SynLLM: A Comparative Analysis of Large Language Models for Medical Tabular Synthetic Data Generation via Prompt Engineering

Ilaty, Arshia, Shirazi, Hossein, Homayouni, Hajar

arXiv.org Artificial Intelligence 

--Access to real-world medical data is often restricted due to privacy regulations, posing a significant barrier to the advancement of healthcare research. Synthetic data offers a promising alternative; however, generating realistic, clinically valid, and privacy-conscious records remains a major challenge. Recent advancements in Large Language Models (LLMs) offer new opportunities for structured data generation; however, existing approaches frequently lack systematic prompting strategies and comprehensive, multi-dimensional evaluation frameworks. In this paper, we present SynLLM, a modular framework for generating high-quality synthetic medical tabular data using 20 state-of-the-art open-source LLMs, including LLaMA, Mistral, and GPT variants, guided by structured prompts. We propose four distinct prompt types, ranging from example-driven to rule-based constraints, that encode schema, metadata, and domain knowledge to control generation without model fine-tuning. Our framework features a comprehensive evaluation pipeline that rigorously assesses generated data across statistical fidelity, clinical consistency, and privacy preservation. We evaluate SynLLM across three public medical datasets, including Diabetes, Cirrhosis, and Stroke, using 20 open-source LLMs. Our results show that prompt engineering significantly impacts data quality and privacy risk, with rule-based prompts achieving the best privacy-quality balance.
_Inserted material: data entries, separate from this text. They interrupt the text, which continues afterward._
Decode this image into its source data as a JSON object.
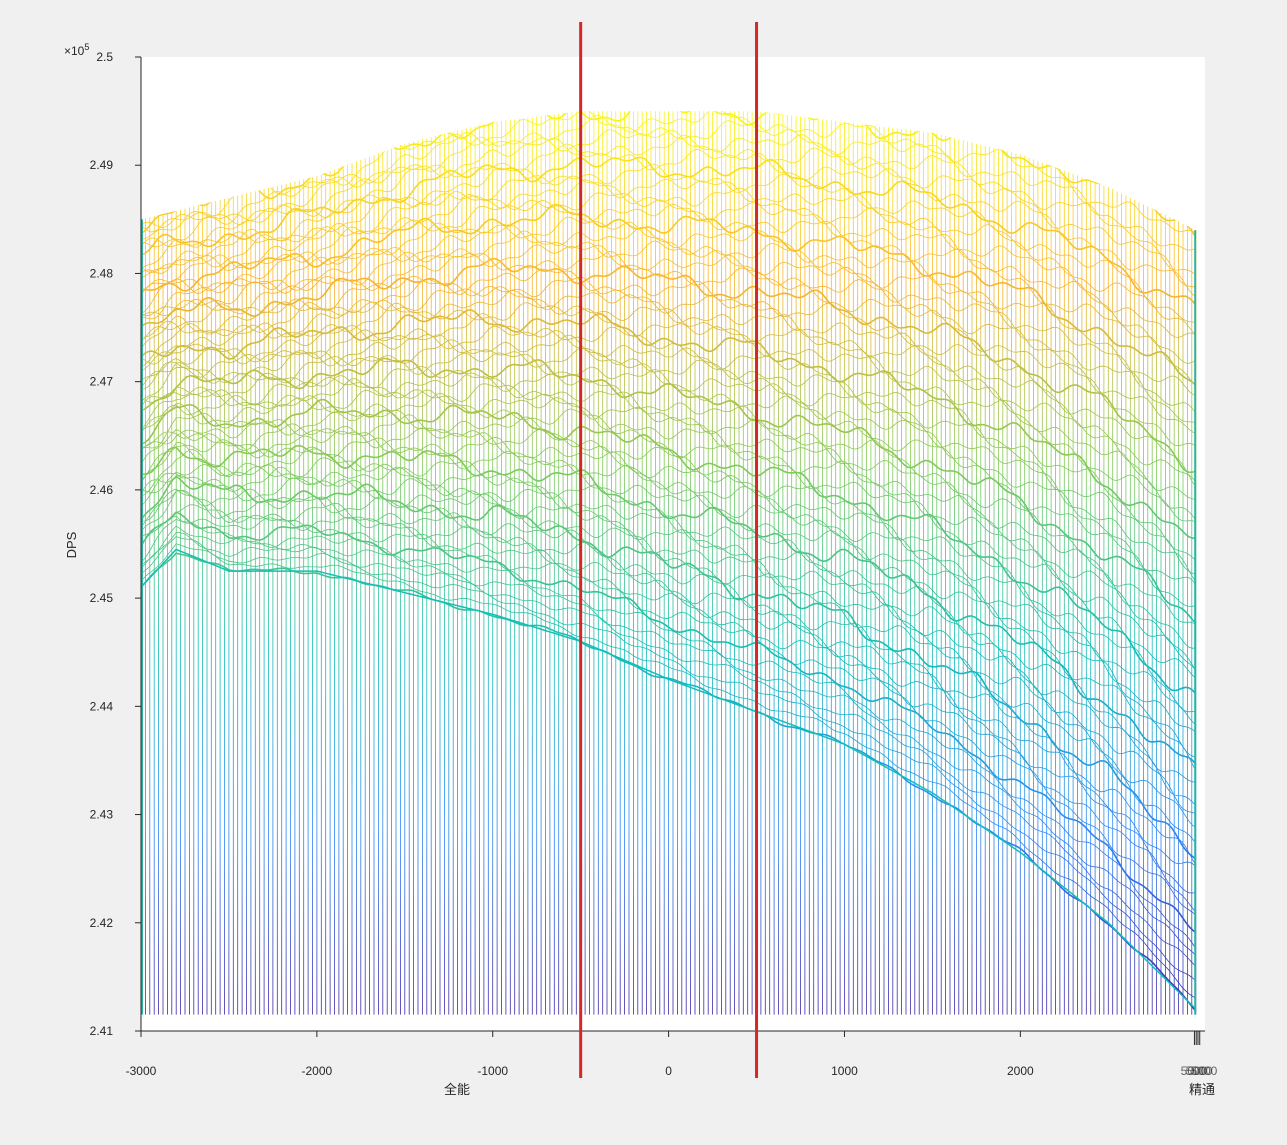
{
  "chart_data": {
    "type": "mesh",
    "title": "",
    "ylabel": "DPS",
    "y_exponent_label": "×10",
    "y_exponent_power": "5",
    "xlabel_left": "全能",
    "xlabel_right": "精通",
    "xlim": [
      -3000,
      3050
    ],
    "ylim": [
      2.41,
      2.5
    ],
    "y_ticks": [
      2.41,
      2.42,
      2.43,
      2.44,
      2.45,
      2.46,
      2.47,
      2.48,
      2.49,
      2.5
    ],
    "y_tick_labels": [
      "2.41",
      "2.42",
      "2.43",
      "2.44",
      "2.45",
      "2.46",
      "2.47",
      "2.48",
      "2.49",
      "2.5"
    ],
    "x_ticks": [
      -3000,
      -2000,
      -1000,
      0,
      1000,
      2000
    ],
    "x_tick_labels": [
      "-3000",
      "-2000",
      "-1000",
      "0",
      "1000",
      "2000"
    ],
    "x_tick_overlap_label": "5000",
    "x_tick_overlap_positions": [
      2990,
      3000,
      3010,
      3020
    ],
    "mesh_top_profile": {
      "x": [
        -3000,
        -2500,
        -2000,
        -1500,
        -1000,
        -500,
        0,
        500,
        1000,
        1500,
        2000,
        2500,
        3000
      ],
      "y": [
        2.485,
        2.487,
        2.489,
        2.492,
        2.494,
        2.495,
        2.495,
        2.495,
        2.494,
        2.493,
        2.491,
        2.488,
        2.484
      ]
    },
    "mesh_bottom_profile": {
      "x": [
        -3000,
        -2800,
        -2500,
        -2000,
        -1500,
        -1000,
        -500,
        0,
        500,
        1000,
        1500,
        2000,
        2500,
        3000
      ],
      "y": [
        2.451,
        2.4545,
        2.4525,
        2.4525,
        2.4505,
        2.4485,
        2.446,
        2.4425,
        2.4395,
        2.4365,
        2.432,
        2.4265,
        2.42,
        2.412
      ]
    },
    "mesh_baseline": 2.4115,
    "colormap": [
      "#3e26a8",
      "#2e87f7",
      "#13beb8",
      "#80cb58",
      "#f9b42f",
      "#f9fb15"
    ],
    "annotation_lines": {
      "x": [
        -500,
        500
      ],
      "color": "#d62728"
    }
  }
}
SynLLM establishes that, when guided by well-designed prompts and evaluated with robust, multi-metric criteria, LLMs can generate synthetic medical data that is both clinically plausible and privacy-aware, paving the way for safer and more effective data sharing in healthcare research. Access to real-world medical data is frequently restricted due to privacy regulations, ethical constraints, and institutional barriers, posing a significant challenge for the development of AI-driven healthcare solutions. While data protection laws such as the Health Insurance Portability and Accountability Act (HIP AA) [11] and the General Data Protection Regulation (GDPR) [37] are essential for safeguarding patient confidentiality, they often hinder the availability of data for clinical model development and research.